02 Worked examples by corridor

The same Haven design lands at a different total in each suburb because siteworks differ, which moves the yield. The rows below pair real siteworks with a representative rent for each corridor. The rent assumptions are illustrative.

SuburbHome + siteworksRent/weekAnnual rentGross yield
Baldivis $238,268 $430 $22,360 9.4%
Wellard $238,416 $440 $22,880 9.6%
Gosnells $242,718 $420 $21,840 9.0%
Byford $247,701 $430 $22,360 9.0%

Notice the yield barely moves between corridors. That is the point. Because the build cost dominates and land is excluded on a backyard build, a granny flat returns a similar strong gross figure across most Perth growth suburbs. The variable that matters most is the rent your property manager can actually achieve.

03 Gross is not net

Gross yield ignores running costs. A real net yield subtracts rates, insurance, property management, maintenance and vacancy from the rent. For a clear-eyed decision, model the net figure and include land and finance if you are buying the block, not just building on one you own.

ItemEffect on yield
Land cost (if buying)Lowers yield, often substantially
Property managementTypically a percentage of rent collected
Rates, water, insuranceFixed annual deductions from rent
VacancyLost weeks reduce the annual rent
MaintenanceOngoing, lower on a new build early on
DepreciationA tax benefit, strong on a new build, not a cash yield

A new granny flat does carry one offsetting advantage the table hints at: depreciation. A brand-new building and its fixtures can be depreciated against income, improving the after-tax position even though it is not part of the cash yield. The granny flat investment page covers depreciation and the full case.

This is general information only and does not take into account your objectives, financial situation or needs. It is not credit assistance or a credit quote. Consider whether it is right for you and seek advice. Finance is arranged through Central Lending Solutions, the licensed credit partner The Property Plug works with (Australian Credit Licence or credit representative number [TBC]).

The yield figures on this page are illustrative general information only. They are calculated on the build cost and exclude land, stamp duty, finance, vacancy and running costs. They are not a forecast, a valuation, or financial or credit advice.
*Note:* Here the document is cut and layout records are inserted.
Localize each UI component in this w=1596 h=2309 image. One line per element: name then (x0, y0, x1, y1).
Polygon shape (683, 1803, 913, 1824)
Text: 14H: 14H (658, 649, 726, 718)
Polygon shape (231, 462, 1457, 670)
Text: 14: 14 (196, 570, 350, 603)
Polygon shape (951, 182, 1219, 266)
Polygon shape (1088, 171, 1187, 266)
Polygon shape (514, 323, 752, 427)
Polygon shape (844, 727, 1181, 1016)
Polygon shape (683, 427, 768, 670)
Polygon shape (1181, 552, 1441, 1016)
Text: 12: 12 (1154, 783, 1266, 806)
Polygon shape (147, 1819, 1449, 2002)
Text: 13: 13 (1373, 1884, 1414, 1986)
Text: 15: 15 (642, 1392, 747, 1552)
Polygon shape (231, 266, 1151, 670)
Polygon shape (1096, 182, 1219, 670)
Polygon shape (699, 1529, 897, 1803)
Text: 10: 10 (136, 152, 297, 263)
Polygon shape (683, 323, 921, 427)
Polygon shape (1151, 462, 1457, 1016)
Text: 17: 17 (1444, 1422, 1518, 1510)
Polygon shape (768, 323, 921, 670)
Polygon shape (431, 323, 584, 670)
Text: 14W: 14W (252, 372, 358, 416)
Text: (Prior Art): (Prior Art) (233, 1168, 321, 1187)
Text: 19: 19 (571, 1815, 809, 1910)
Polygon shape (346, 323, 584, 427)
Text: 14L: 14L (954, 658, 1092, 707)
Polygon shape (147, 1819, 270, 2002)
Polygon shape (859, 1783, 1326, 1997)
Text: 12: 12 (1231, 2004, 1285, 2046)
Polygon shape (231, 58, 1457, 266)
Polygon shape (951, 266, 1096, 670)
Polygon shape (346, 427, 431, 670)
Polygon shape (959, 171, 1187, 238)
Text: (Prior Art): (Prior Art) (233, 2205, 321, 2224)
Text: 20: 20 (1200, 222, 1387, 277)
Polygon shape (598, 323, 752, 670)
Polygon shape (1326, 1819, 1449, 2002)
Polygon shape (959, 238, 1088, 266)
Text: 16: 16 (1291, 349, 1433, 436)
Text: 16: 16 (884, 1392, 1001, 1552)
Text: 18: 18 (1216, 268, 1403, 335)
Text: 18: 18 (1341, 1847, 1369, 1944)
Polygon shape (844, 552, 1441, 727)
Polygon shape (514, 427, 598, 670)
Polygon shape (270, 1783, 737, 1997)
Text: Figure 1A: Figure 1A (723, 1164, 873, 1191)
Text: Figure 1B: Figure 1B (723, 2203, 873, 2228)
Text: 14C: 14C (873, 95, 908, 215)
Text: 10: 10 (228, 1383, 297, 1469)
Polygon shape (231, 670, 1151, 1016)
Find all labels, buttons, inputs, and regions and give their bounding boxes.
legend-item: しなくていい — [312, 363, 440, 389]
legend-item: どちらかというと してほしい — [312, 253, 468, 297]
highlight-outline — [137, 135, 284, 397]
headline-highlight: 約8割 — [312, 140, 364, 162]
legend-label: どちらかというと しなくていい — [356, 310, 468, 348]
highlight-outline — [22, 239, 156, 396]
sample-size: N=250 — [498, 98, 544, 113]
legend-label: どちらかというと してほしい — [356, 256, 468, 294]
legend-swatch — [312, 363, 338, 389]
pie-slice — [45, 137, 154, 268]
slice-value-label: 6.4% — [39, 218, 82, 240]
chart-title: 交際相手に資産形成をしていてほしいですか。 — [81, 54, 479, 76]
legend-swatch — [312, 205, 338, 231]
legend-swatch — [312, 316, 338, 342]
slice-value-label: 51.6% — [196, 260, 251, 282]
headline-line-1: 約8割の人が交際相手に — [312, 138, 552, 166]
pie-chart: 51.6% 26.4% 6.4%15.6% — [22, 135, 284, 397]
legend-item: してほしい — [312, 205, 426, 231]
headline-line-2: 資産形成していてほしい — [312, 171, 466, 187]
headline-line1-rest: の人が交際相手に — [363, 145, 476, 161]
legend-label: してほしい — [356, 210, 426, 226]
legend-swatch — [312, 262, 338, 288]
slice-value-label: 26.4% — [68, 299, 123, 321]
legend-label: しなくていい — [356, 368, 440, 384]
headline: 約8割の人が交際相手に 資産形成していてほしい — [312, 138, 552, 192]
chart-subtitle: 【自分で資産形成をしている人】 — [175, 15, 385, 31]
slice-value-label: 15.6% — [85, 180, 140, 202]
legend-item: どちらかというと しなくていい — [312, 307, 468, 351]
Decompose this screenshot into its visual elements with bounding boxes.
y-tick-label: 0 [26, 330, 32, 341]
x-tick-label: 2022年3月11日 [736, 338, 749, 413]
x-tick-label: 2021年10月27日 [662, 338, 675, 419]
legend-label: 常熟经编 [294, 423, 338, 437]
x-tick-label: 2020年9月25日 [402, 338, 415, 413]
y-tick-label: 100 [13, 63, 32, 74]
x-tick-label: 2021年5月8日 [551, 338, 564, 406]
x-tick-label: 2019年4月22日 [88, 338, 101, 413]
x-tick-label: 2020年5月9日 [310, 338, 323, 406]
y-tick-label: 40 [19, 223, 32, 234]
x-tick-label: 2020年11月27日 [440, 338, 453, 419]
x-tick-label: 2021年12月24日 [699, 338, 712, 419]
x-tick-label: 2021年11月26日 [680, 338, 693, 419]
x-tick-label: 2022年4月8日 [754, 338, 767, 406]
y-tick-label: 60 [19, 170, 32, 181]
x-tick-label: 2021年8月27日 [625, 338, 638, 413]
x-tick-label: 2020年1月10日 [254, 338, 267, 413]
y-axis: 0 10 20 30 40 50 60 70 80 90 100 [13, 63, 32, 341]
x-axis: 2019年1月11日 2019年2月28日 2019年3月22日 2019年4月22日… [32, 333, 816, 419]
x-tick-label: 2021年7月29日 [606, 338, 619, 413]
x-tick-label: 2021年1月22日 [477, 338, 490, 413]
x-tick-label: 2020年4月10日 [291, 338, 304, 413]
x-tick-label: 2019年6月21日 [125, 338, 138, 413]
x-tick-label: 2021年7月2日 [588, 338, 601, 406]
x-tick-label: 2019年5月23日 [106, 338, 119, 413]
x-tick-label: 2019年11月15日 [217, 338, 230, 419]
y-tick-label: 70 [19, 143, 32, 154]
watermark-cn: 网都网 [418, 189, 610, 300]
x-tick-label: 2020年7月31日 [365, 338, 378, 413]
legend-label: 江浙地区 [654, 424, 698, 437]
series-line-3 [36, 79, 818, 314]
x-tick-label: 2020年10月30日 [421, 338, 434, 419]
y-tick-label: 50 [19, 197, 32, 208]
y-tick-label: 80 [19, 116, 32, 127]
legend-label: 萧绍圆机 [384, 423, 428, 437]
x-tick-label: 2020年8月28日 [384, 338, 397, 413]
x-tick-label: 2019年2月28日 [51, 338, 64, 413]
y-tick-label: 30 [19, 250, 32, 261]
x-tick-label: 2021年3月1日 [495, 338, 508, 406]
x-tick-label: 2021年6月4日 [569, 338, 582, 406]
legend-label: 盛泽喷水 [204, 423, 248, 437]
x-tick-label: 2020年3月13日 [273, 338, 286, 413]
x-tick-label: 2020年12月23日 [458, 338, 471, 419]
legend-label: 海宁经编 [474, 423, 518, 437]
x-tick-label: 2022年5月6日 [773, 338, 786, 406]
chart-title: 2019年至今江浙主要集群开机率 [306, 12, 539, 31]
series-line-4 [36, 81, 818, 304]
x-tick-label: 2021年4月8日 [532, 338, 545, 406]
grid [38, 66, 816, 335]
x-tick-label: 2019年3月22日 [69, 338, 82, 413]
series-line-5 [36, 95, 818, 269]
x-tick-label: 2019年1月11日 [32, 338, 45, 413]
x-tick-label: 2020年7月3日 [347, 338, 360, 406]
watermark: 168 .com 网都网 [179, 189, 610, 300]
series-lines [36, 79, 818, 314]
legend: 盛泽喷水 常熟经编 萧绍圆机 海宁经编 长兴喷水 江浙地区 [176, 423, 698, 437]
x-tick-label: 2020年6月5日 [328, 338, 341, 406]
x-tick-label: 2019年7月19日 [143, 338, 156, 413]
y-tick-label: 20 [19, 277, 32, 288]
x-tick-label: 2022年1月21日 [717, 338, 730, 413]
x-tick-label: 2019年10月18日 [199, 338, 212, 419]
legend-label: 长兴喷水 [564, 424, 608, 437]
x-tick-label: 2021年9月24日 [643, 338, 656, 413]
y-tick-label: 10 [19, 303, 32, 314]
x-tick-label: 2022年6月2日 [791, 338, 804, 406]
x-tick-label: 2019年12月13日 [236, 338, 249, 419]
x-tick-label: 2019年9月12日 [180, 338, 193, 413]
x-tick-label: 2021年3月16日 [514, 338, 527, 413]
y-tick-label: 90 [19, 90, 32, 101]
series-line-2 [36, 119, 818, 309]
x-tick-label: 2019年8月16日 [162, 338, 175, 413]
Confirm achievable rent with a local property manager and your own position with a qualified adviser before you commit.

FAQGranny flat rental yield
How is granny flat rental yield calculated?

Gross rental yield is the annual rent divided by the cost, as a percentage. For a granny flat, divide the weekly rent times 52 by your build cost (design base price plus siteworks). Net yield then subtracts rates, insurance, management and maintenance. Land cost is added when you do not already own the block.

What is a good rental yield for a granny flat in Perth?

On a backyard build where land is already owned, a granny flat can show a strong gross yield on the build cost because rent sits against a modest construction figure. The illustrative rows on this page land around 9% gross on the build cost. Treat these as illustrations, not forecasts.

Why is granny flat yield higher than a normal house?

Because almost the entire cost is the building, not the land. A standalone house carries a large land cost that dilutes yield. A backyard granny flat adds rent on land you already hold, so the rent is measured against a much smaller spend.

Does this include land and holding costs?

No. The worked figures are gross yield on the build cost only. They exclude land, stamp duty, finance, vacancy, management, rates, insurance and maintenance. A real net return is lower. Run your own numbers and seek advice before committing.